I pinch the bridge of my nose.
“Hell of a game you guys played yesterday.” My father pushes up his glasses and leans in close, blocking our view of Mom.
“Thanks, Mr. Nelson. Wasn’t my best game, but we pulled out the W.”
“There’s no need for that Mr. and Mrs. nonsense, love. Call us Celeste and Hardy.”
“Will do,” Griffin tells them. “All right, Celeste and Hardy. I’m going to make myself scarce so you can talk to your brilliant daughter.” He ruffles my hair like I’m a precocious kid, but when he rises to his full height, his skin blanches, going pale like it was yesterday, and his body sways, forcing him to grab the edge of the bar to stay upright.
“Whoa. Okay.” I grasp his arm, noticing just how clammy his skin still is. “See? I told you that you should be resting.”
“Yes, boss.” Ever the charmer, he winks at my parents, who are both staring at the screen with concern lining their faces.
“Mom. Dad. Can I call y’all later? I need to get this stubborn ass back to bed.”

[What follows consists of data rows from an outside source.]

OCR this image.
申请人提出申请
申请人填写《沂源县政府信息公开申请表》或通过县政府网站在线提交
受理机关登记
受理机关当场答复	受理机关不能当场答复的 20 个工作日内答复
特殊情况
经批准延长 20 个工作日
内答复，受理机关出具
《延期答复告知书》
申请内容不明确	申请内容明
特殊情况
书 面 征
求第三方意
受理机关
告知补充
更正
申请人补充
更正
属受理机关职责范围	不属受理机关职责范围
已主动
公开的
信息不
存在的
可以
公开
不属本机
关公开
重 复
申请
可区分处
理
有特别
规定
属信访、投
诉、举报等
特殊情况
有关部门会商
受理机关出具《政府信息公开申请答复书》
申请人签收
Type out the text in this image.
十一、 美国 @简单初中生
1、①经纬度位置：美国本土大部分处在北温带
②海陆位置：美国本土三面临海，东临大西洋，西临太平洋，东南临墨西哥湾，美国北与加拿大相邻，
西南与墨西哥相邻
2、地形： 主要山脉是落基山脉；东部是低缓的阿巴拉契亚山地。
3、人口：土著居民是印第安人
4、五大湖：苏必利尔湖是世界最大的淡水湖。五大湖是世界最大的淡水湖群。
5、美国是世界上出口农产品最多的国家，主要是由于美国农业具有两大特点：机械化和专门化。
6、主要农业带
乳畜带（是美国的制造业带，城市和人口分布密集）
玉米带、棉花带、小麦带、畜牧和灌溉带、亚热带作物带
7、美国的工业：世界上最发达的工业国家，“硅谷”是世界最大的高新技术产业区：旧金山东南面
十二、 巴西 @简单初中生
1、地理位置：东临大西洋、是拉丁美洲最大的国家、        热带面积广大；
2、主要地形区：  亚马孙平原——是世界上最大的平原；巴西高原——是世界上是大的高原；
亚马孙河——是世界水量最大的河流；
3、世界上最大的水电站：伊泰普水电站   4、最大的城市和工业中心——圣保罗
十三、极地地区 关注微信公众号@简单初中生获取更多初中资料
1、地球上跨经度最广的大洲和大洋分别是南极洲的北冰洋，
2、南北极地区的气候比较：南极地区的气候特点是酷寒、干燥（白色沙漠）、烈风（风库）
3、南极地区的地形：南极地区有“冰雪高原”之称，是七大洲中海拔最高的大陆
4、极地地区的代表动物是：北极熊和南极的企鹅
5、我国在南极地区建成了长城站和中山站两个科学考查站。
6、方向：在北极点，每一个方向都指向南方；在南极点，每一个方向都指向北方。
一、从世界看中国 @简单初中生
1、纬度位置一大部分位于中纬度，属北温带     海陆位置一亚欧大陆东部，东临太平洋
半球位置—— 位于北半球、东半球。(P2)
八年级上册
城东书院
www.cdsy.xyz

“Of course, Moonbeam. Griffin, you let our girl take care of you, you hear? You’ll need all your strength for when you two—”
“Celeste,” my father says, blessedly cutting her off. “Let the kids be.”
“Right. Bye, loves!” She blows another kiss at the camera. As she angles forward to shut down their video, Griffin and I get an unexpected peek-a-boo of her suntanned cleavage.
When the video disconnects, I lower my head and give it a shake. “My parents, ladies and gentlemen.”
“Big fan of ’em already.” He gives me a smile that doesn’t reach his eyes. He’s fading fast.
We adopt our positions from last night, my arm around his waist and his slung over my shoulders, and shuffle to his bedroom.
“One hundred percent, my ass. Stay put in this bed, mister. I’ll warm up a bowl of soup before I leave for class. No getting up except to use the bathroom.”
“Yes, ma’am.”
The exhaustion working its way back into his face has my stomach knotting. Will he be okay here alone all day?
“Maybe I can get someone to cover for me—”
With a slow shake of his head—and a grimace—he gives my shoulder a squeeze. “Brynn. No. Go inspire young minds. I’ll be fine.”
He climbs into bed without any prompting, and I pull the covers up to his chin, then straighten the blanket, mothering again.
Rather than give me a hard time about being bossy, he takes my hand. “Thank you for taking care of me, even if I’m a stubborn ass.”
“You’re welcome.” I pat his chest twice and start for the door.
“Hey, professor.”
I pause at the threshold and glance over my shoulder. “Did you or did you not volunteer to bite me last night?”